Divided into Northern and Southern sections by the Roanoke River gap, the Blue Ridge traverses 8 states: Pennsylvania, Maryland, Virginia, West Virginia, Tennessee, North Carolina, and Georgia, with the longest portion slicing a great crescent through all of western Virginia.



The distinctive blue that gives this range its name emanates from its mountain forests which release hydrocarbons into the atmosphere. Tens of thousands of years ago spruce and fir trees dominated much of the Eastern United States ecosystem.



Humans arrived in the Blue Ridge perhaps as early as 12,000 years ago. The Siouxan Manhouacs, Iroquois, and Shawnee all hunted and fished the Blue Ridge in Virginia, and the Cherokee lived in the Blue Ridge in what is now Great Smoky Mountains National Park.

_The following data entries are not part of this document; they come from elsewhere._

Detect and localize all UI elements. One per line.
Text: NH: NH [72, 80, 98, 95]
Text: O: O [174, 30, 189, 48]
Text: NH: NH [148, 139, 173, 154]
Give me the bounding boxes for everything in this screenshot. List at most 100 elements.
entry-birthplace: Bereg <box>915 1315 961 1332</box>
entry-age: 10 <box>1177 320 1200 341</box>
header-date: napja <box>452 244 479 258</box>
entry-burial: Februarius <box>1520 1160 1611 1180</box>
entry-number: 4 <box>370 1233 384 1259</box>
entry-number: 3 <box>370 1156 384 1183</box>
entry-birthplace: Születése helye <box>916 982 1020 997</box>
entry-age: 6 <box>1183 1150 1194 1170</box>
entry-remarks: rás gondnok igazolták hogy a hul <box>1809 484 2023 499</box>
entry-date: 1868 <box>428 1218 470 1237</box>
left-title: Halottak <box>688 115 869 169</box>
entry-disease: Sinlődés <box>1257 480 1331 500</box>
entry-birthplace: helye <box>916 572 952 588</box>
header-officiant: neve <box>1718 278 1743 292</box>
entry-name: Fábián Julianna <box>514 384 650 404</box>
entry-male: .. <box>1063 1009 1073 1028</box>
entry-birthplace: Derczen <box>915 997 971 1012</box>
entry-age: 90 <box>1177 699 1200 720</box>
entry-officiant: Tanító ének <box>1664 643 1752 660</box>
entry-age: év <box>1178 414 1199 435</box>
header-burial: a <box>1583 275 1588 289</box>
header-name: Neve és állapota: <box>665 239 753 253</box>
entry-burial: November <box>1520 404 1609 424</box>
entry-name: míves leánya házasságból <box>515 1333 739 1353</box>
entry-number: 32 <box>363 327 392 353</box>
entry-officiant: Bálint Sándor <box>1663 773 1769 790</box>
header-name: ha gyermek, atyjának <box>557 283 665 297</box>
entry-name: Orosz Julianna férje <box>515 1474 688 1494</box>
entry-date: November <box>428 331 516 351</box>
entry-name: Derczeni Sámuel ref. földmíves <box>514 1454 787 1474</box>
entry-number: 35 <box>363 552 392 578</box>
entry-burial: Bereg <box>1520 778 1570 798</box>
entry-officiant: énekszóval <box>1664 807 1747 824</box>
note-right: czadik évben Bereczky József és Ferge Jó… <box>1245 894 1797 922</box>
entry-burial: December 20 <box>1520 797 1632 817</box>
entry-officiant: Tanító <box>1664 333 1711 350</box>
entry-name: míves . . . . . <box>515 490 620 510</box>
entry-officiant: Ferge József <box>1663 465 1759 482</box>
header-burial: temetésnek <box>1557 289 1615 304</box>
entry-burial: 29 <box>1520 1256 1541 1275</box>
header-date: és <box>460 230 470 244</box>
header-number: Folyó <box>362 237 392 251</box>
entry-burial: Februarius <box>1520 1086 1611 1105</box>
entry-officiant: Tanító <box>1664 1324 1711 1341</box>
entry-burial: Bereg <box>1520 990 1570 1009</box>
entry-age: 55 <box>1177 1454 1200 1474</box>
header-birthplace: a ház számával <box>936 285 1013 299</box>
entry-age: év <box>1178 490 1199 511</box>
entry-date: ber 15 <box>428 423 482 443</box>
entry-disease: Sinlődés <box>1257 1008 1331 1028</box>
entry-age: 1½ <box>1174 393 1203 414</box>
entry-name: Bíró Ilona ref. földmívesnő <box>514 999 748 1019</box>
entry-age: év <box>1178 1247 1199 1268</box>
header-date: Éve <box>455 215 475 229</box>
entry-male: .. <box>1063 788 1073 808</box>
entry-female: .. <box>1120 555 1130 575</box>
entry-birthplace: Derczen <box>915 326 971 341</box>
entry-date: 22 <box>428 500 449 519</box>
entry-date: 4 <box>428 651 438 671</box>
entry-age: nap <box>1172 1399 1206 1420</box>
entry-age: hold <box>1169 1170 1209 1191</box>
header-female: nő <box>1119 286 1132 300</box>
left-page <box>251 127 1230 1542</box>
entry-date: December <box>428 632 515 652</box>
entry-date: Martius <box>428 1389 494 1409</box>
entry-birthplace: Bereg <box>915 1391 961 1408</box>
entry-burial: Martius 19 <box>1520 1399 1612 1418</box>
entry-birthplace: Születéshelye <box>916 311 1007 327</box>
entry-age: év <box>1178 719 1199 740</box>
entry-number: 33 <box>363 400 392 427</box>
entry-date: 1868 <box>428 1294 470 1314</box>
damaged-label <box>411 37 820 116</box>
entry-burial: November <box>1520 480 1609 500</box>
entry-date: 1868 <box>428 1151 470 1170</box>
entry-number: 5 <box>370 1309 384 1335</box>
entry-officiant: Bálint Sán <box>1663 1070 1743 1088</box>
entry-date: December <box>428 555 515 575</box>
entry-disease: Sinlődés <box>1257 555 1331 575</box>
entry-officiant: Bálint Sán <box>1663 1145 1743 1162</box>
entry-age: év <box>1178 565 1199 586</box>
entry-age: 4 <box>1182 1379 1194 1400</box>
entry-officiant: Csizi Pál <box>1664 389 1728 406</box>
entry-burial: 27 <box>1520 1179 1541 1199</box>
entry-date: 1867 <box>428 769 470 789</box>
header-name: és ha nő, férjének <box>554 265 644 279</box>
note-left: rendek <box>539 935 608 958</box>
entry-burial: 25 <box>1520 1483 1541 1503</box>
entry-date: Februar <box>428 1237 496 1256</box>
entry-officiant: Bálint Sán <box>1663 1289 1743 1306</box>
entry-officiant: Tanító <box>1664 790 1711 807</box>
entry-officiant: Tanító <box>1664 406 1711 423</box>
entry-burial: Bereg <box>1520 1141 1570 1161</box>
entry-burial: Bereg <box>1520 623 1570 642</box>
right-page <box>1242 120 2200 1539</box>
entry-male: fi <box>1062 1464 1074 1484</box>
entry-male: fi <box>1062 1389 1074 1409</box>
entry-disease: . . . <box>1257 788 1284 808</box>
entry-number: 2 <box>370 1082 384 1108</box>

Cherokee holy people have reported that when Andrew Jackson burned Cherokee villages and marched the inhabitants off to Oklahoma, Cherokee medicine people fled up into the Virginia Blue Ridge. Native American medicine people continue to seek out Oak Grove; one such visitor was Wallace Black Elk (of Black Elk Speaks), one of the two most pre-eminent medicine men in the U.S., who requested permission to conduct medicine ceremonies at the site.



The Blue Ridge is widely-known and highly regarded. Both George Washington, who surveyed the area for Lord Fairfax, and Thomas Jefferson were admirers. The Blue Ridge is the subject of numerous musical tributes and the popular Blue Ridge Parkway, a 469-mile scenic drive along the ridge, connects two of the most visited parks in the National Park system: the Shenandoah in Virginia, and Great Smoky Mountains in the southern section.



The Appalachian Trail system, which follows the Blue Ridge Mountains throughout Virginia, is a major recreation destination for hikers.